Get Ready for Your Visit

  • Plan for your first visit to be just a bit longer than one hour. It will include discussion and review of current health concerns and health history followed by diagnosis and treatment. 
  • A Health History/Intake Form can be downloaded here, completed and brought with you to you first visit. You may also complete the form in the office. 
  • Dress comfortably if that fits into your day's schedule or change when you arrive. We can provide cover sheeting and/or gowns.
  • Our best advice is eat a light meal or snack an hour or two before treatment. Alcohol and fasting are not recommended. 
  • Follow-up visits take an hour or less.

Needles? Really?

During an acupuncture treatment treatment, a few to 20 and sometimes more, needles are inserted into the skin. They just break through the surface and remain in place 15 to 30 minutes. Unlike hypodermic needles used for injections, acupuncture needles are not blunt, do not have holes in them and do not remove tissue. Instead, they are solid and thin, come to a sharp and smooth point, and glide between the fascia of the dermis. Rarely are they described as painful.


What the Needles Do

  • Acupuncture needles inserted into the dermis (or skin) will direct or redirect the body’s signaling systems:  our central nervous system and hormone-producing glands.
  • Acupuncture needles trigger the release of biochemical signals within nerves and from hormones into the muscles, organs, spinal cord and brain.
  • The signals in turn, influence and instruct these internal self-regulating systems (muscles, organs, spinal cord and brain).
  • One of the most important examples and perhaps most often felt, is the dramatically reduced experience of pain. 

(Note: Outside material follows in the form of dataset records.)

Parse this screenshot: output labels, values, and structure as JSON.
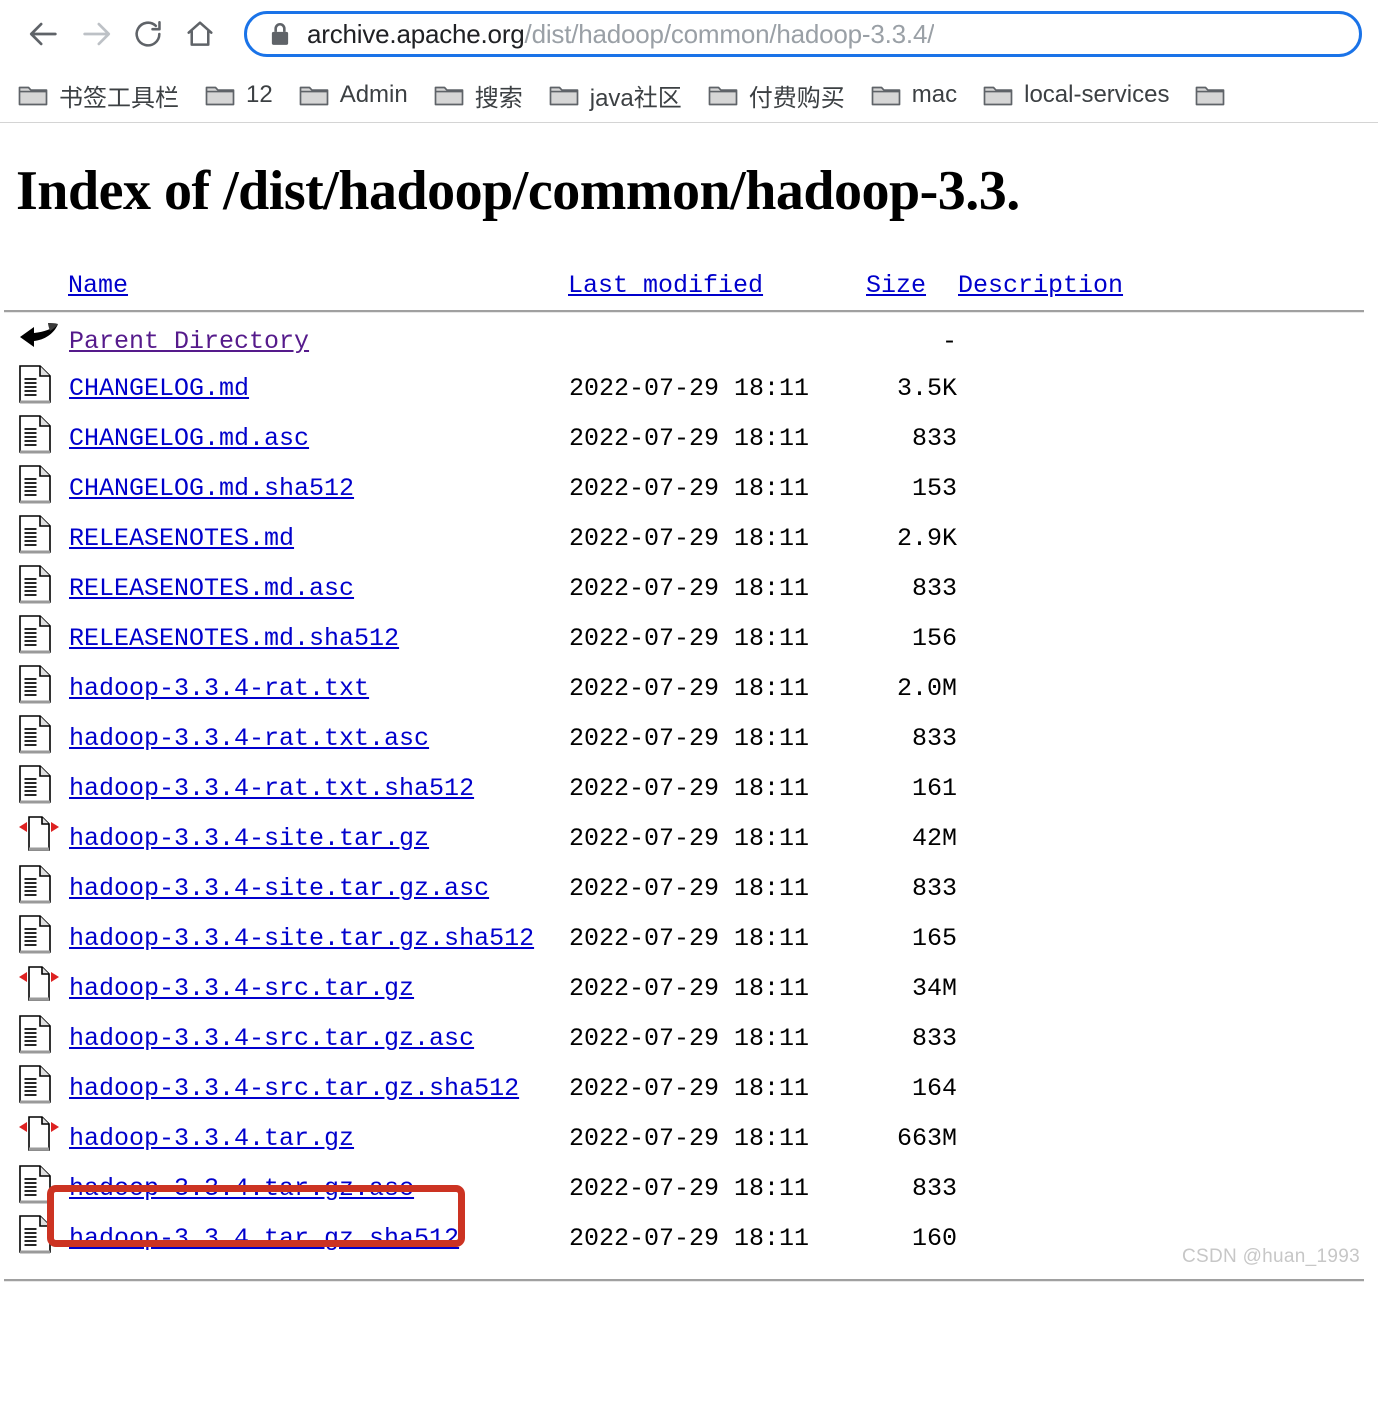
{
  "browser": {
    "nav": {
      "back_icon": "arrow-left-icon",
      "forward_icon": "arrow-right-icon",
      "reload_icon": "reload-icon",
      "home_icon": "home-icon"
    },
    "omnibox": {
      "lock_icon": "lock-icon",
      "domain": "archive.apache.org",
      "path": "/dist/hadoop/common/hadoop-3.3.4/",
      "full_url": "archive.apache.org/dist/hadoop/common/hadoop-3.3.4/"
    },
    "bookmarks": [
      {
        "label": "书签工具栏",
        "icon": "folder-icon"
      },
      {
        "label": "12",
        "icon": "folder-icon"
      },
      {
        "label": "Admin",
        "icon": "folder-icon"
      },
      {
        "label": "搜索",
        "icon": "folder-icon"
      },
      {
        "label": "java社区",
        "icon": "folder-icon"
      },
      {
        "label": "付费购买",
        "icon": "folder-icon"
      },
      {
        "label": "mac",
        "icon": "folder-icon"
      },
      {
        "label": "local-services",
        "icon": "folder-icon"
      },
      {
        "label": "",
        "icon": "folder-icon"
      }
    ]
  },
  "page": {
    "title": "Index of /dist/hadoop/common/hadoop-3.3.",
    "headers": {
      "name": "Name",
      "last_modified": "Last modified",
      "size": "Size",
      "description": "Description"
    },
    "rows": [
      {
        "icon": "back-arrow-icon",
        "name": "Parent Directory",
        "visited": true,
        "date": "",
        "size": "-",
        "desc": ""
      },
      {
        "icon": "text-file-icon",
        "name": "CHANGELOG.md",
        "visited": false,
        "date": "2022-07-29 18:11",
        "size": "3.5K",
        "desc": ""
      },
      {
        "icon": "text-file-icon",
        "name": "CHANGELOG.md.asc",
        "visited": false,
        "date": "2022-07-29 18:11",
        "size": "833",
        "desc": ""
      },
      {
        "icon": "text-file-icon",
        "name": "CHANGELOG.md.sha512",
        "visited": false,
        "date": "2022-07-29 18:11",
        "size": "153",
        "desc": ""
      },
      {
        "icon": "text-file-icon",
        "name": "RELEASENOTES.md",
        "visited": false,
        "date": "2022-07-29 18:11",
        "size": "2.9K",
        "desc": ""
      },
      {
        "icon": "text-file-icon",
        "name": "RELEASENOTES.md.asc",
        "visited": false,
        "date": "2022-07-29 18:11",
        "size": "833",
        "desc": ""
      },
      {
        "icon": "text-file-icon",
        "name": "RELEASENOTES.md.sha512",
        "visited": false,
        "date": "2022-07-29 18:11",
        "size": "156",
        "desc": ""
      },
      {
        "icon": "text-file-icon",
        "name": "hadoop-3.3.4-rat.txt",
        "visited": false,
        "date": "2022-07-29 18:11",
        "size": "2.0M",
        "desc": ""
      },
      {
        "icon": "text-file-icon",
        "name": "hadoop-3.3.4-rat.txt.asc",
        "visited": false,
        "date": "2022-07-29 18:11",
        "size": "833",
        "desc": ""
      },
      {
        "icon": "text-file-icon",
        "name": "hadoop-3.3.4-rat.txt.sha512",
        "visited": false,
        "date": "2022-07-29 18:11",
        "size": "161",
        "desc": ""
      },
      {
        "icon": "compressed-file-icon",
        "name": "hadoop-3.3.4-site.tar.gz",
        "visited": false,
        "date": "2022-07-29 18:11",
        "size": "42M",
        "desc": ""
      },
      {
        "icon": "text-file-icon",
        "name": "hadoop-3.3.4-site.tar.gz.asc",
        "visited": false,
        "date": "2022-07-29 18:11",
        "size": "833",
        "desc": ""
      },
      {
        "icon": "text-file-icon",
        "name": "hadoop-3.3.4-site.tar.gz.sha512",
        "visited": false,
        "date": "2022-07-29 18:11",
        "size": "165",
        "desc": ""
      },
      {
        "icon": "compressed-file-icon",
        "name": "hadoop-3.3.4-src.tar.gz",
        "visited": false,
        "date": "2022-07-29 18:11",
        "size": "34M",
        "desc": ""
      },
      {
        "icon": "text-file-icon",
        "name": "hadoop-3.3.4-src.tar.gz.asc",
        "visited": false,
        "date": "2022-07-29 18:11",
        "size": "833",
        "desc": ""
      },
      {
        "icon": "text-file-icon",
        "name": "hadoop-3.3.4-src.tar.gz.sha512",
        "visited": false,
        "date": "2022-07-29 18:11",
        "size": "164",
        "desc": ""
      },
      {
        "icon": "compressed-file-icon",
        "name": "hadoop-3.3.4.tar.gz",
        "visited": false,
        "date": "2022-07-29 18:11",
        "size": "663M",
        "desc": ""
      },
      {
        "icon": "text-file-icon",
        "name": "hadoop-3.3.4.tar.gz.asc",
        "visited": false,
        "date": "2022-07-29 18:11",
        "size": "833",
        "desc": ""
      },
      {
        "icon": "text-file-icon",
        "name": "hadoop-3.3.4.tar.gz.sha512",
        "visited": false,
        "date": "2022-07-29 18:11",
        "size": "160",
        "desc": ""
      }
    ],
    "annotation": {
      "target_row": "hadoop-3.3.4-src.tar.gz",
      "color": "#cc3322"
    },
    "watermark": "CSDN @huan_1993"
  }
}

What You Will Feel During Your Treatment

 

Each person experiences acupuncture differently. And each treatment may be experienced differently. The 'needling sensation’ — which is the stimulated 'arrival of Qi' — varies from acupuncture point to point. You may not feel anything at all as the needles go in and while they remain during a treatment. Or, you might feel  tingling or warmth, pressure or pulsing. You might even notice an ‘electric’ sensation: Qi radiating from the point of insertion to another part of the body. All of these are normal needle sensations experienced during an acupuncture treatment.